Nestled in amongst existing landscape and additional plantings that have added to a feeling of escape, Lockyer Residence is located in Bardon, Queensland, and has become a labour of love for its owner. Home to architect Shaun Lockyer, the personal nature of the work ensured the project took a slightly different path. The home is re-sculpted through multiple iterations and additions over a lengthened period, ensuring each piece of the puzzle fit perfectly with both how Shaun and his family wanted to live and reflected lessons learnt in practice along the way. Combining the exiting 1950s post-war elements of the original home into an expanded and family-oriented series of spaces, additions and insertions both connect to the old and draw focus on crafted elements as a core identifier that binds both the old and new.

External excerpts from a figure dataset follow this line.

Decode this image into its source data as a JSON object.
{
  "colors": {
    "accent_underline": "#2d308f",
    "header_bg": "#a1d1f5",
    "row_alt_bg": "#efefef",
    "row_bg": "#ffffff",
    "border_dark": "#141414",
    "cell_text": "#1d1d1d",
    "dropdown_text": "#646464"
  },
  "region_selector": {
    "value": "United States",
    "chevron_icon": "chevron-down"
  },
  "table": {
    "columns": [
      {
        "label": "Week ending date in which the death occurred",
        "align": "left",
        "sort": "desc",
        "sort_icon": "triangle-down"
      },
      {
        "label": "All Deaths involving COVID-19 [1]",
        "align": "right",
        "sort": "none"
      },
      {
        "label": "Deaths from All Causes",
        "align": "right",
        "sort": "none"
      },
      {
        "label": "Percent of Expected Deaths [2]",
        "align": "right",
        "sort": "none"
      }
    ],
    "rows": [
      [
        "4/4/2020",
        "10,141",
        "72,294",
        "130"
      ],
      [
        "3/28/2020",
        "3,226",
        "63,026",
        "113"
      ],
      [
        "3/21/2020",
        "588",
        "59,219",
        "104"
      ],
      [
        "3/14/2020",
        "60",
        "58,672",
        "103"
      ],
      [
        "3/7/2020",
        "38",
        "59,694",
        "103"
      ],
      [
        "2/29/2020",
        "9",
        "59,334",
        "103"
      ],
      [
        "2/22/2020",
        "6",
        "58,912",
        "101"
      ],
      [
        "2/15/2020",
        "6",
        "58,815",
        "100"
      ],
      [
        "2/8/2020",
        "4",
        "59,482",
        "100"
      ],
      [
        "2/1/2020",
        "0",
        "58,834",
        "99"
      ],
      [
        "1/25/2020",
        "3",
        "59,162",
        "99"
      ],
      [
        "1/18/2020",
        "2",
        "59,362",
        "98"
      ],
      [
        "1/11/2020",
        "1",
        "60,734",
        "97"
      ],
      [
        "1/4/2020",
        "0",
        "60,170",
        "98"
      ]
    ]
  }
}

Having been built over a number of years, a team of builders also contributed to the collective whole. As a combined effort, Lockyer Residence was built by Bruce Wales, CGH Constructions and Black Developments, each adding to the next chapter while also referencing the last. The original heritage home feels almost buried and, in a way, protected amongst the new, where openings beyond the bounding walls allow visual and ventilated access to the landscape and natural elements. As a conversation with its context and the typical Queenslander style, the additions combine both a connection to the home’s past and a known lightness of the vernacular style of the area, while modernist references result in a home that fuses both styles from various eras and of time itself.
There is a clear and genuine warmth felt throughout, both in the use of materiality and the intimacy of the home itself. Timber is used extensively, while also being balanced by a foundation of white plaster walls and open glazing to reinforce an openness. As a contemporary family home, creating areas to convene and connect was important. Allowing the family to grow over time and respond to their evolving needs, the resulting home is reflective of how life has changed over the past 18 years since the project began.
Lockyer Residence sees Shaun Lockyer Architects focus on clarity and a coherent flow throughout the home. Consequently, each gesture feels like a deliberate extension of the one before, grounding the home to its site.